RE: be it on the public record
by helf on Wed 28th May 2008 19:58 UTC in reply to "be it on the public record"
helf Member since:
2005-07-06

I'm anal enough about my cellphones screen getting dirty. I wipe it off after every use. I can't imagine a dirty computer screen... ;)

Reply Score: 2

Dock?
by TommyCarlier on Wed 28th May 2008 15:19 UTC
TommyCarlier
Member since:
2006-08-02

Windows 7 does not have a dock. Confirmed by a Microsoft employee: http://channel9.msdn.com/ShowPost.aspx?PostID=406746#406746

Reply Score: 1

Rubber Band
by darkgan76 on Wed 28th May 2008 15:53 UTC
darkgan76
Member since:
2008-05-28

Wow I really like the rubber band effect when you scroll pass the end of a list. Wait a min, where have I seen this? Oh yeah, the iPhone!

Reply Score: 1

RE: Rubber Band
by ari-free on Wed 28th May 2008 17:45 UTC in reply to "Rubber Band"
ari-free Member since:
2007-01-22

but the iphone is a small device. microsoft is the first to make sense out of it for laptop sized computers and Apple is probably kicking themselves for not thinking broadly enough.

Reply Score: 2

who cares?
by MysterMask on Wed 28th May 2008 16:54 UTC
MysterMask
Member since:
2005-07-12

MS announcing features years before shipping is totally irrelevant: Either the release is late or the feature will be cut or every other OS has a better implementation of said feature by then because MS just don't get fundamental concepts like 'less is more', 'KISS' and 'details matter'.

That however will not prevent OS News from linking / writting boring articles on the level of 'Windows 7 trash comes now with IntelliSmell(TM)'..

Reply Score: 2

@ Points
by DCMonkey on Wed 28th May 2008 19:13 UTC
DCMonkey
Member since:
2005-07-06

2 Points

1) The "three floating icons" are just shortcuts to the demo apps on the desktop

2) I think the dock references are because of the look of the taskbar.

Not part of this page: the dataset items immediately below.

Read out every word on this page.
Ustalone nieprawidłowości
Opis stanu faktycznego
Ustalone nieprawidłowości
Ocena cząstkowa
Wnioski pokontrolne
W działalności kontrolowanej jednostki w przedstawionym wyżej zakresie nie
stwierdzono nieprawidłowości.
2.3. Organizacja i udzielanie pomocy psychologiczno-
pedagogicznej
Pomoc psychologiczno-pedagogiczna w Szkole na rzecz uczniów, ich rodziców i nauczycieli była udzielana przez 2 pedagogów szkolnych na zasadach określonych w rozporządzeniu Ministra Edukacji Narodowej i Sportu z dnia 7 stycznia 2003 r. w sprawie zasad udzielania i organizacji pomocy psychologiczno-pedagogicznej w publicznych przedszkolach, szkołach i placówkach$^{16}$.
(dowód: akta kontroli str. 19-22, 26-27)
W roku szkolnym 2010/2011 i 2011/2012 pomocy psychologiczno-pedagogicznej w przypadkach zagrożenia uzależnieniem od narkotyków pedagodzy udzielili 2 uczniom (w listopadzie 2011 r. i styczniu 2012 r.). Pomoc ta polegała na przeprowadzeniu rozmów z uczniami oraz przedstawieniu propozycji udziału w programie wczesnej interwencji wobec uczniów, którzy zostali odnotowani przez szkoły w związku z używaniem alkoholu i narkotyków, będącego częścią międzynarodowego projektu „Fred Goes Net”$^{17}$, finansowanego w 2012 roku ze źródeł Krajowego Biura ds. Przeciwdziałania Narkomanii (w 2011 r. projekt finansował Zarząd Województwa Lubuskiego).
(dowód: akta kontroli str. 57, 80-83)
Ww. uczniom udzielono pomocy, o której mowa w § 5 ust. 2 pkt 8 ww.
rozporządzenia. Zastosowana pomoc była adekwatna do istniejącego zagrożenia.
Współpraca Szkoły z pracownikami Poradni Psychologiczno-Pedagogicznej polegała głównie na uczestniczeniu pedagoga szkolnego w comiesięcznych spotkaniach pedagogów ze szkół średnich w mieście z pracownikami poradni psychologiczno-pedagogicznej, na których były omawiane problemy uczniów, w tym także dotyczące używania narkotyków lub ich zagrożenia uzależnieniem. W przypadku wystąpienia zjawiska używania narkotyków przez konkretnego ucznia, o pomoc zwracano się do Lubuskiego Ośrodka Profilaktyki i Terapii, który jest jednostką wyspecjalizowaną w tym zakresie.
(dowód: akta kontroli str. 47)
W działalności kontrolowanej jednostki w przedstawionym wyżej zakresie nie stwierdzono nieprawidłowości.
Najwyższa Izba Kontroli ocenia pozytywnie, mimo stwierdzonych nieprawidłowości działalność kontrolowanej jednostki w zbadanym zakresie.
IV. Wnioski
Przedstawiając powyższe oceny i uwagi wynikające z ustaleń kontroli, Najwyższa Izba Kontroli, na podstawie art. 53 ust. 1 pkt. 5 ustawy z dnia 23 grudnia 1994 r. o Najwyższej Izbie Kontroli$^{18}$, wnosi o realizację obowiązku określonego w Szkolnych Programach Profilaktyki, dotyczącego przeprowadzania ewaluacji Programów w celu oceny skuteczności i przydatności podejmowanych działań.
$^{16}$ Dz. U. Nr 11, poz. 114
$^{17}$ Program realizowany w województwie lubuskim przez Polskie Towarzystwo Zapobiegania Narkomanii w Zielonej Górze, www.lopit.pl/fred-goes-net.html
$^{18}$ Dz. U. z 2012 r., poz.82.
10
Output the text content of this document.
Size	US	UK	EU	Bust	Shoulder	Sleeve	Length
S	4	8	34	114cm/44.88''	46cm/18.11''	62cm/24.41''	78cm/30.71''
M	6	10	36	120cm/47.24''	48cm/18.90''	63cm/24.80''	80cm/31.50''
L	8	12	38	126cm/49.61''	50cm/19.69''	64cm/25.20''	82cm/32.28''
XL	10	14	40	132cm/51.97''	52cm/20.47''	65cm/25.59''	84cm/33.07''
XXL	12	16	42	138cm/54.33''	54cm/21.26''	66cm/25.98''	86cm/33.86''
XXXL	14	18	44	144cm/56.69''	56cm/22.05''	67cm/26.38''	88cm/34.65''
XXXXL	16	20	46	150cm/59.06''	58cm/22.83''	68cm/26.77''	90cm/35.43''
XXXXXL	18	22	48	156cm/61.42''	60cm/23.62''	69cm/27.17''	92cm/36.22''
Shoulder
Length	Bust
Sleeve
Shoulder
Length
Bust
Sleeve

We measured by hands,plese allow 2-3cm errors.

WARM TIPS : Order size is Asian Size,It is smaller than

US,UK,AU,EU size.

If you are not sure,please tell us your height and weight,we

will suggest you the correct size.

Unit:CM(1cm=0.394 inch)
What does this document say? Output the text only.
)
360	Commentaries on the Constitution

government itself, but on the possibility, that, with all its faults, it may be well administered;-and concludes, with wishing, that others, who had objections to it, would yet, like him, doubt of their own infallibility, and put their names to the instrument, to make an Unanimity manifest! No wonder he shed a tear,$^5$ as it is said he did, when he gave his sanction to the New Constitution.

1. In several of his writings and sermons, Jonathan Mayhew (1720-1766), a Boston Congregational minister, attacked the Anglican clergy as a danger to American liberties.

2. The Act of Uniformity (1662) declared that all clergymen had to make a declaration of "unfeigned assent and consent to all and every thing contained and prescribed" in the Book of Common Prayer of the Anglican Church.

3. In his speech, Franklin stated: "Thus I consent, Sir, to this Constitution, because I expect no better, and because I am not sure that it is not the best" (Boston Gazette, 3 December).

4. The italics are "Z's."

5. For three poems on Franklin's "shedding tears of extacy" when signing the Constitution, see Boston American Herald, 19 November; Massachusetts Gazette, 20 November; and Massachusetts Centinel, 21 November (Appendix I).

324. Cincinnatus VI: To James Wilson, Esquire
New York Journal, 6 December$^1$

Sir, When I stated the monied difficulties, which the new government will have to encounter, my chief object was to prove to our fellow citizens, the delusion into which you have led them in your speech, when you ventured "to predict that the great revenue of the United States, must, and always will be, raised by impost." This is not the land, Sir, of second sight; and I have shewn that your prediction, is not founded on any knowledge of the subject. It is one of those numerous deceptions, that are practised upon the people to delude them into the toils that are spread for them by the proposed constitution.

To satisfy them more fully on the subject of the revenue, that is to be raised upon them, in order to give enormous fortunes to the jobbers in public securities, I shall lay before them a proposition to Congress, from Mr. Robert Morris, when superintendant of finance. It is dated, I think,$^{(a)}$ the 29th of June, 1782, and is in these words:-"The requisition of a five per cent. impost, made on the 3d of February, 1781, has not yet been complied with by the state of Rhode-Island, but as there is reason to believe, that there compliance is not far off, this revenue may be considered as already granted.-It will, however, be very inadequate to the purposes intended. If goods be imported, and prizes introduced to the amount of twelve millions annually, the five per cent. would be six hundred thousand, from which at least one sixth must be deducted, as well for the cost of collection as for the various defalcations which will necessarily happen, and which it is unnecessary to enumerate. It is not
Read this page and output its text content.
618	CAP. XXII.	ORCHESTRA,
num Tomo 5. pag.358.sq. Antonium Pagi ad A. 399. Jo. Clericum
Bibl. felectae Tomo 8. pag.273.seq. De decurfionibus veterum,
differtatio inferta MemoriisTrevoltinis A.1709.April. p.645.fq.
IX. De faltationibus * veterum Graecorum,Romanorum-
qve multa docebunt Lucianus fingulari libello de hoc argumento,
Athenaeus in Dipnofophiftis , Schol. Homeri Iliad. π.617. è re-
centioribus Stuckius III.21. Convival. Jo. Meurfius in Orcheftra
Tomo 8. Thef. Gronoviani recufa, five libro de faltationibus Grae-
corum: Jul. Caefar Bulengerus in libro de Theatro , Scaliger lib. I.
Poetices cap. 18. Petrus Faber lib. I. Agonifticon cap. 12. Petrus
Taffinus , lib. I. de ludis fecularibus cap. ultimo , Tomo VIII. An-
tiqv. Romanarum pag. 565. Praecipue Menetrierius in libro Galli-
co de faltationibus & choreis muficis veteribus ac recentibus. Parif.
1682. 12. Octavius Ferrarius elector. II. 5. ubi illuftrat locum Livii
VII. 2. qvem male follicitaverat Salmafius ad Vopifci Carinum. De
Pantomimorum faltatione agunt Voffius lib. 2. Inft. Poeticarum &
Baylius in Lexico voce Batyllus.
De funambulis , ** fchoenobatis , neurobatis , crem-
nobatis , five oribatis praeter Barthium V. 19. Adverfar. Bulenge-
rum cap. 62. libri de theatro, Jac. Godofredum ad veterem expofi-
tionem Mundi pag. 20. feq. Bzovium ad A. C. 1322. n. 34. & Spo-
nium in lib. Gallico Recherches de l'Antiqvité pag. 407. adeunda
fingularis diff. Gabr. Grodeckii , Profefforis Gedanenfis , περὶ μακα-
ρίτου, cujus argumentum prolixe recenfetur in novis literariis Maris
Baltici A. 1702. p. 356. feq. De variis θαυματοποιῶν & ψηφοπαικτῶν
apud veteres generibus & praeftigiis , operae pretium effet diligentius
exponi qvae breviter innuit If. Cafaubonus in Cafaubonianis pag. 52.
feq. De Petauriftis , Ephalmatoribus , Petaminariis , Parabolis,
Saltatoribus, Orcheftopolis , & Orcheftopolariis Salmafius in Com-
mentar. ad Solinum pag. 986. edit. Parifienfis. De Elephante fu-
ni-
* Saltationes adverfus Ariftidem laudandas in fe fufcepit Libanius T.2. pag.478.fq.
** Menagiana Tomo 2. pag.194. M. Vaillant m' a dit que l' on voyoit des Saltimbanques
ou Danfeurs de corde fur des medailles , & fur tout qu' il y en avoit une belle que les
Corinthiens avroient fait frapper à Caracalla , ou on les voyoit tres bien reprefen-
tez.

Look at the 2nd screen shot (of the pciture sorting demo) in Engadget's article at http://www.engadget.com/2008/05/27/live-from-d-gates-and-ballmer-de...

Note the position of the start orb (different from that of a double height taskbar in Vista), the extra transparency in the main taskbar as opposed to the start button and tray area, and the document icon look to the two icons next to the start menu.

Reply Score: 1

broken fingers
by stabbyjones on Thu 29th May 2008 00:00 UTC
stabbyjones
Member since:
2008-04-15

when you've broken your right index finger at the end joint like i have, touch screens are painful to use everyday.

i worked at a petrol station years ago with touch screens and i had to force myself to use my left hand or middle finger as the pain from tapping a screen was unbearable when i had to do it 40hrs a week.

touch is for people in movies and trains right now. maybe by 2010 there will be a bigger push towards it as MS advertises it more.

Reply Score: 1

v Further proving my point
by Moredhas on Thu 29th May 2008 01:02 UTC
Yawn....
by Phloptical on Thu 29th May 2008 03:05 UTC
Phloptical
Member since:
2006-10-10

It's proof of concept stuff, people. Nothing to see here. If any of that makes it into Gold, it'll be as useless as Flip 3D and Movie Maker.

Of course, now I'll have some visual response to picking my nose and wiping it on someone's touchscreen.